Some of the best local businesspeople to do a little mutual backscratching with are real estate agents. They know what parts of the community are seeing growth, can facilitate introductions to potential new customers moving into your neighborhood (think welcome packages), and can give you the lowdown on the local property market. With such thoughts mind, the innovative ECPs at Roadrunner Eyecare in Albuquerque, NM— did an interview for the website of local realtor newmexicohomes.com that made both look good.

Highlight Local Links

Keeping it local. That’s the theme at Family Vision Care in Alma, GA, where patients are rewarded for their loyalty with gift cards to local coffee shops or boutiques, and baskets of locally crafted scented soaps. “We’re a local business and we thrive on our local patients,” says Dr. Blake Hutto. “Patients appreciate the special gesture and we almost always have another patient referred in from something so simple as a kind gift,” says Hutto, who runs the practice with Dr. Jim McQuaig.

Dump the Demo Lens

Before you show your next pair of demonstration frames to a customer, whip out the lenses, advises Kevin Kretch, owner of Eyes on Chagrin in Woodmere, OH. “Ninety-nine percent of our Rx glasses have anti-glare coating and most demo lenses do not. Therefore cosmetically, the frames look nicer with no lenses at all than the demos on the shelf,” he says

Say Thanks for the Roof-Erral

Thanking people for referrals is a big part of the vision business. It’s why Charlie Blankenship of The Spectacle Shoppe in St. Paul, MN, keeps dog biscuits on hand for those not infrequent times that a customer comes in with a mangled pair of frames thanks to the affectionate attention of the house hound. “It adds a bit of humor to the situation but I also believe it gives it that kind of personal touch that stays with the guest … and helps drive your word of mouth advertising,” he writes on the Daily Optician.

Bigger Than Texas

Dr. Texas Smith of of Dr.
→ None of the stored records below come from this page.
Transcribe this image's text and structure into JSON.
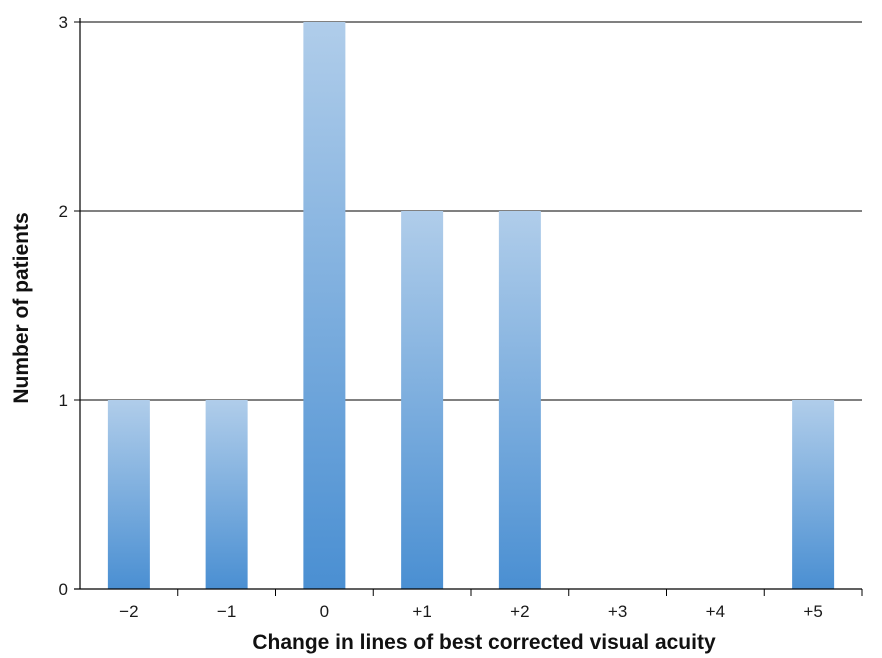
{
  "chart_data": {
    "type": "bar",
    "categories": [
      "−2",
      "−1",
      "0",
      "+1",
      "+2",
      "+3",
      "+4",
      "+5"
    ],
    "values": [
      1,
      1,
      3,
      2,
      2,
      0,
      0,
      1
    ],
    "xlabel": "Change in lines of best corrected visual acuity",
    "ylabel": "Number of patients",
    "ylim": [
      0,
      3
    ],
    "yticks": [
      0,
      1,
      2,
      3
    ],
    "grid": "horizontal",
    "legend": "none",
    "colors": {
      "bar_top": "#b0cdea",
      "bar_bottom": "#4a8fd2",
      "grid": "#000000"
    }
  }
}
Texas L. Smith & Assoc. calls it a “trip” when he finds himself “giving a patient their first progressive add lens when I gave them their first Rx in kindergarten.” To help him ensure his message is getting across in the schoolrooms of his local community in Citrus Heights, CA, he gives every teacher who comes in for an exam a 10-foot high eye chart that has his name and phone number on the bottom. “But most important, I give that teacher one for all the other teachers in the school,’ he says of the marketing tactic.

Shop the Competition

Part of any planning for the New Year should include scoping out the competitive landscape. A lot of business owners will quietly drop by a rival’s store to see how they do things, what they stock and how much they charge. It’s good practice, but when was the last time you actually bought something from a competitor? If not, you may be overlooking what makes your competitor tick.